C’est là que tous les scientifiques du monde s’arrêtent, car personne dans le monde ne sait comment faire. Et plus troubles apparaissent dans le monde, plus cela signifie que le monde a besoin de correction de façon plus urgente.

Une fois que le monde est devenu une partie intégrante et interconnectée, il a commencé à être régi par deux forces: non seulement la force de l’égoïsme, qui nous pousse par derrière de manière systématique, par le programme de la nature, la manière dont elle l’a fait tout au long de son histoire, mais aussi par la force d’attirance vers le but – de notre état uni. Cependant, nous devons pour obliger cette force à nous influencer de façon similaire comme pour un enfant qui resterait un animal s’il n’aspirait pas à devenir un adulte.
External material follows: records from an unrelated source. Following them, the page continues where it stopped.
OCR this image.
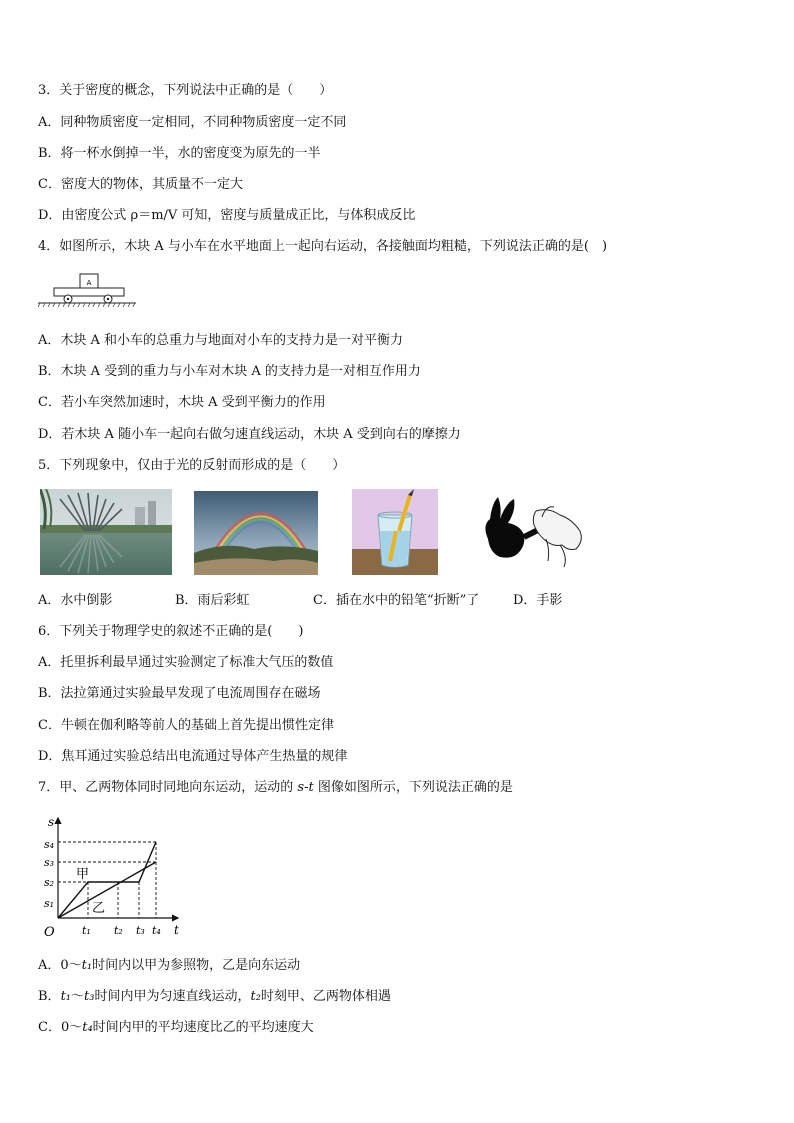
3．关于密度的概念，下列说法中正确的是（　　）
A．同种物质密度一定相同，不同种物质密度一定不同
B．将一杯水倒掉一半，水的密度变为原先的一半
C．密度大的物体，其质量不一定大
D．由密度公式 ρ＝m/V 可知，密度与质量成正比，与体积成反比
4．如图所示，木块 A 与小车在水平地面上一起向右运动，各接触面均粗糙，下列说法正确的是(　)
A
A．木块 A 和小车的总重力与地面对小车的支持力是一对平衡力
B．木块 A 受到的重力与小车对木块 A 的支持力是一对相互作用力
C．若小车突然加速时，木块 A 受到平衡力的作用
D．若木块 A 随小车一起向右做匀速直线运动，木块 A 受到向右的摩擦力
5．下列现象中，仅由于光的反射而形成的是（　　）
A．水中倒影	B．雨后彩虹	C．插在水中的铅笔“折断”了	D．手影
6．下列关于物理学史的叙述不正确的是(　　)
A．托里拆利最早通过实验测定了标准大气压的数值
B．法拉第通过实验最早发现了电流周围存在磁场
C．牛顿在伽利略等前人的基础上首先提出惯性定律
D．焦耳通过实验总结出电流通过导体产生热量的规律
7．甲、乙两物体同时同地向东运动，运动的 s-t 图像如图所示，下列说法正确的是
s
t
O
s₁
s₂
s₃
s₄
t₁ t₂ t₃ t₄
甲
乙
A．0～t₁时间内以甲为参照物，乙是向东运动
B．t₁～t₃时间内甲为匀速直线运动，t₂时刻甲、乙两物体相遇
C．0～t₄时间内甲的平均速度比乙的平均速度大
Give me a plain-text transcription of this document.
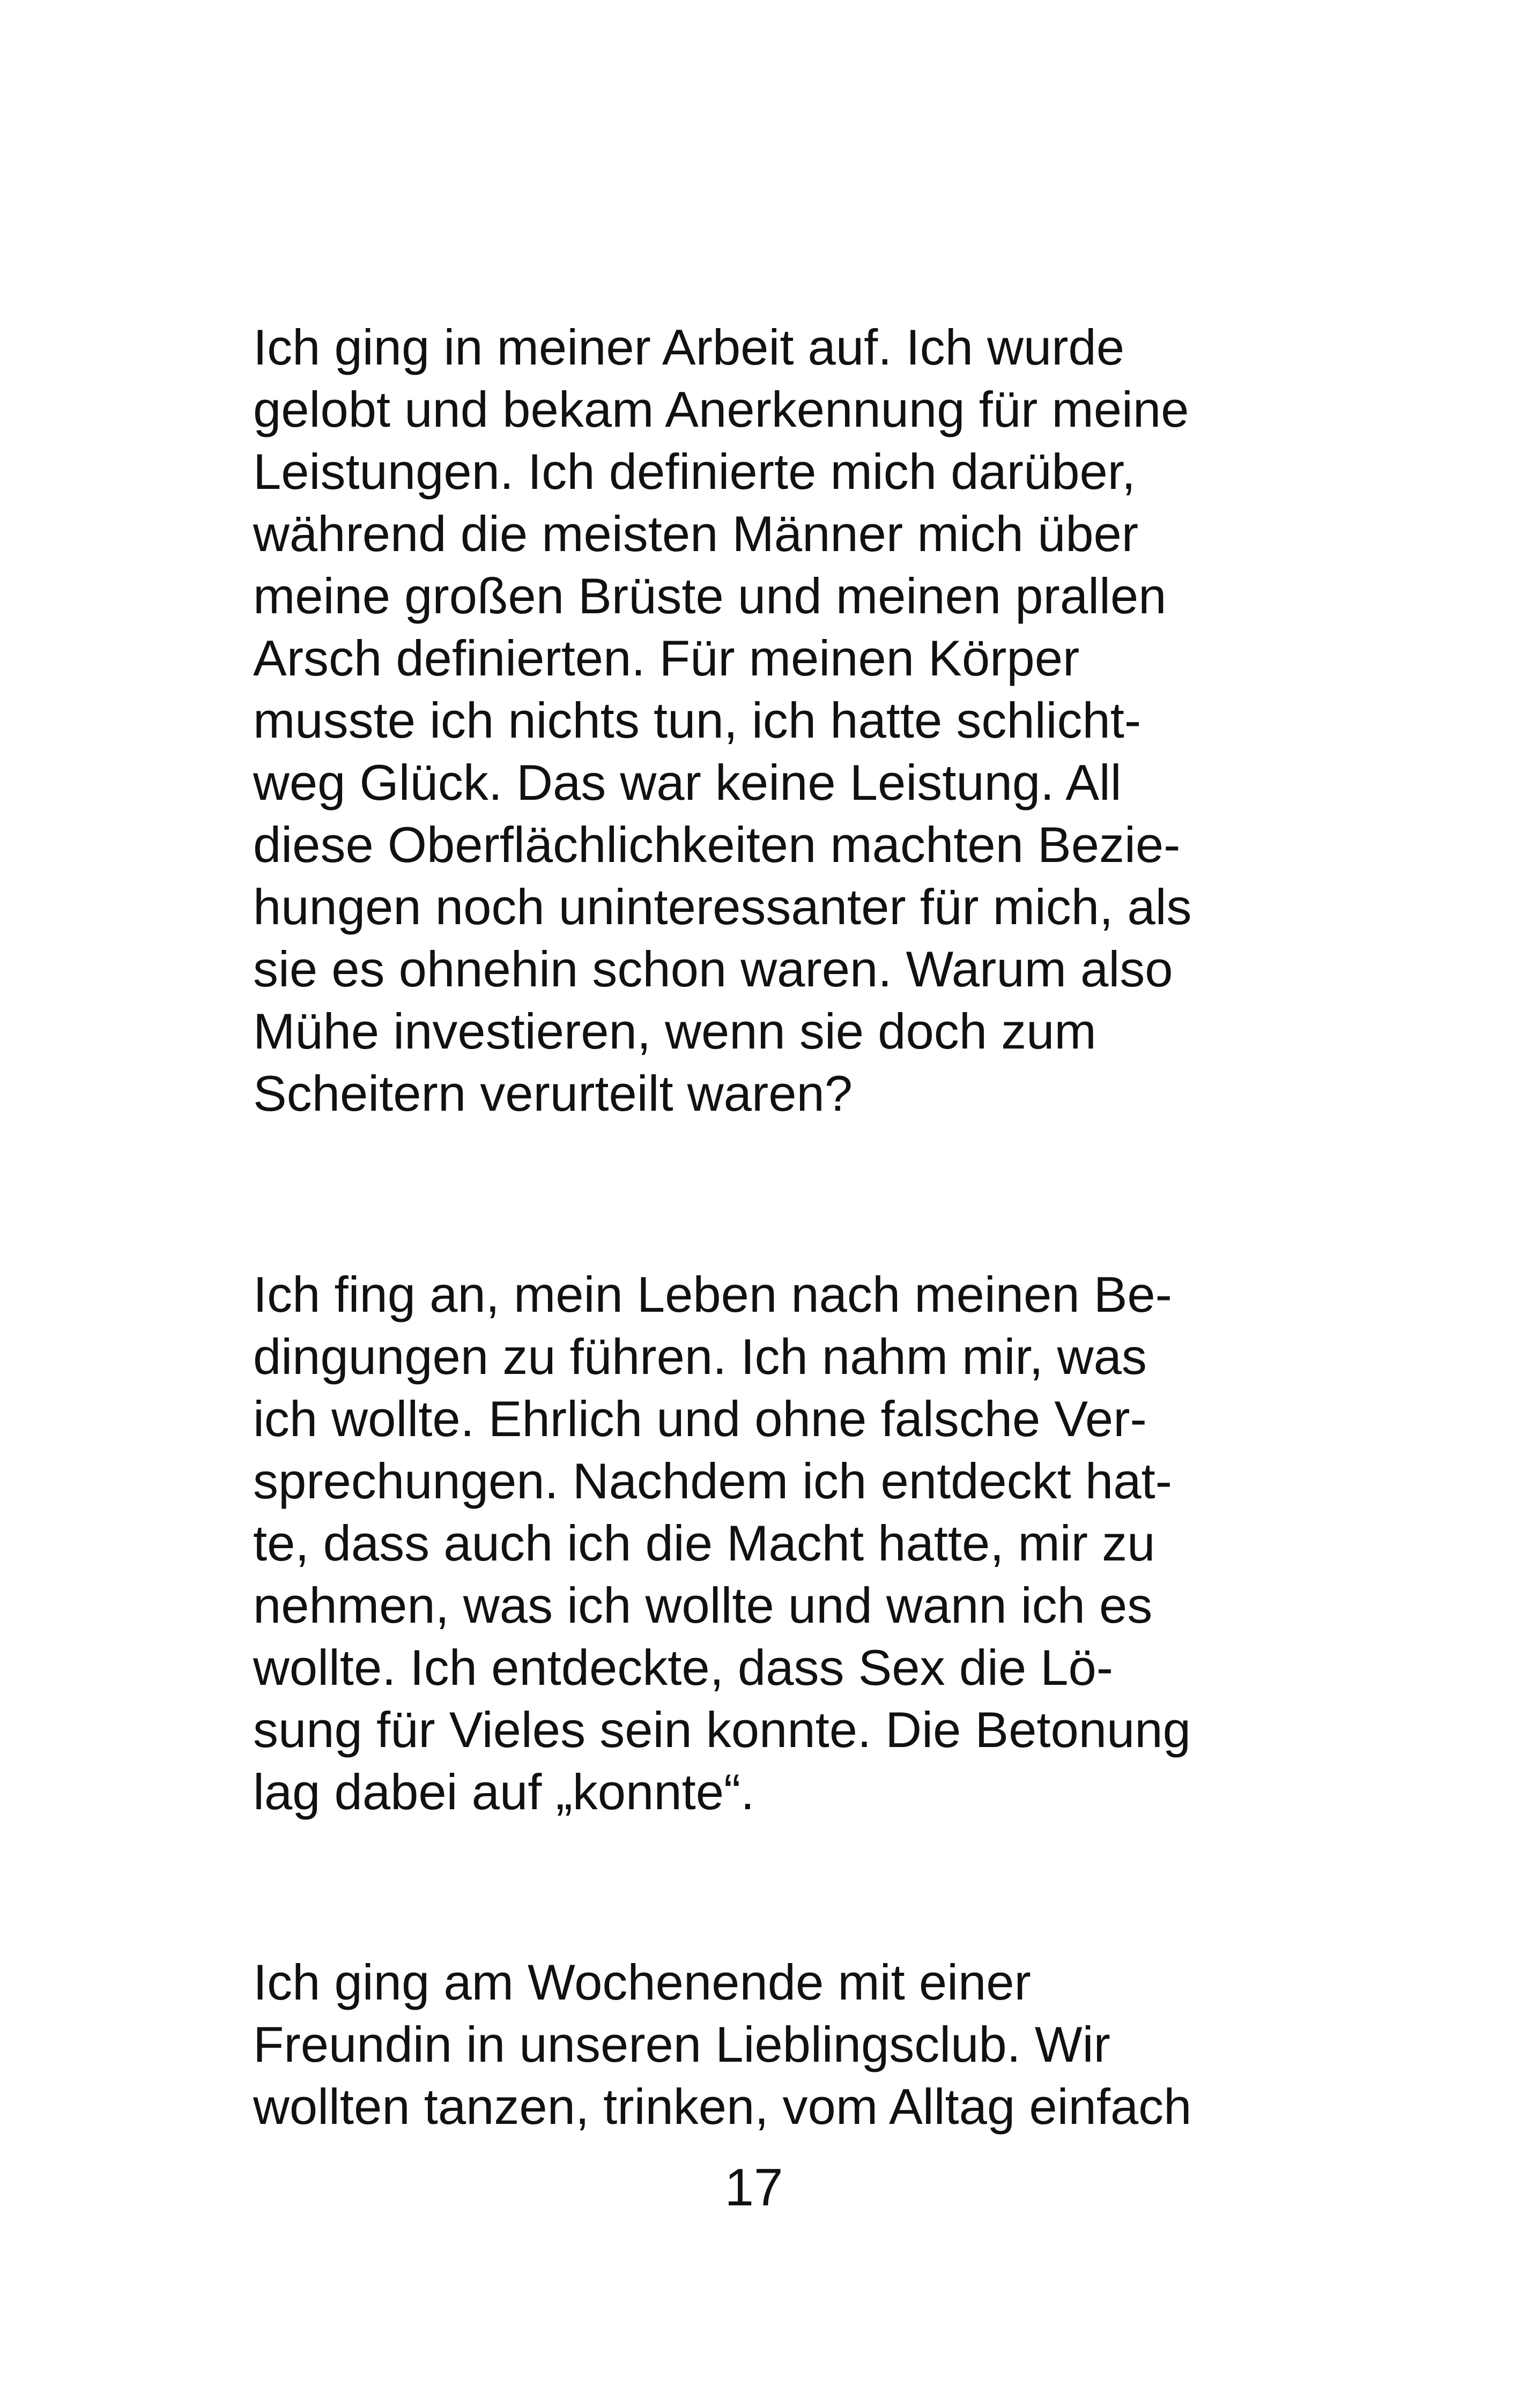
Ich ging in meiner Arbeit auf. Ich wurde
gelobt und bekam Anerkennung für meine
Leistungen. Ich definierte mich darüber,
während die meisten Männer mich über
meine großen Brüste und meinen prallen
Arsch definierten. Für meinen Körper
musste ich nichts tun, ich hatte schlicht-
weg Glück. Das war keine Leistung. All
diese Oberflächlichkeiten machten Bezie-
hungen noch uninteressanter für mich, als
sie es ohnehin schon waren. Warum also
Mühe investieren, wenn sie doch zum
Scheitern verurteilt waren?
Ich fing an, mein Leben nach meinen Be-
dingungen zu führen. Ich nahm mir, was
ich wollte. Ehrlich und ohne falsche Ver-
sprechungen. Nachdem ich entdeckt hat-
te, dass auch ich die Macht hatte, mir zu
nehmen, was ich wollte und wann ich es
wollte. Ich entdeckte, dass Sex die Lö-
sung für Vieles sein konnte. Die Betonung
lag dabei auf „konnte“.
Ich ging am Wochenende mit einer
Freundin in unseren Lieblingsclub. Wir
wollten tanzen, trinken, vom Alltag einfach
17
La méthode de la Kabbale est destinée à évoquer sur nous l’influence de la force qui aspire « de l’avant », vers l’unité. Sinon nous serons poussés par la seule force négative « par derrière», qui provoquera en permanence plus de souffrance globale, régressant vers des guerres. C’est pourquoi la Kabbale est révélée précisément à cette époque. Tous les kabbalistes ont écrit à ce sujet. Par exemple, voir les articles du Baal HaSoulam « Le don de la Torah», «la Garantie Mutuelle», et «la Paix. »

Par ailleurs, nous devons comprendre que plus la souffrance est exprimée dans le monde sous l’influence de la force négative qui nous pousse en avant, plus cela indique que le monde a besoin d’une force le tirant vers l’avant pour notre mouvement vers l’avant, vers l’union cela ne se fera pas en raison de la souffrance qui nous poursuit, mais par le bon chemin, la force du bien qui nous entraîne vers l’avant.

Parce que la nation d’Israël a été créée sur la base de la méthode d’union les gens, selon le principe: «Aime ton prochain comme toi-même», donc, même après la chute de ce niveau moral elle a conservé un « gène altruiste» qui peut évoquer une force qui accélère le progrès et déplace les gens en avant, vers l’unité. Mais si Israël n’évoque pas cette force et si le monde bouge vers cet objectif, pressé par la souffrance, alors les nations du monde ont raison d’affirmer que la nation d’Israël est la source de toutes les souffrances dans le monde.

Bien que cette nation n’ait pas choisi d’être le chef d’orchestre de la méthode de correction, elle est incapable de se libérer de cette mission. La souffrance de toutes les nations du monde évoquera  une telle grande pression de leur part, et une telle furie envers la nation d’Israël que cela obligera Israël à devenir le leader dans la correction du monde.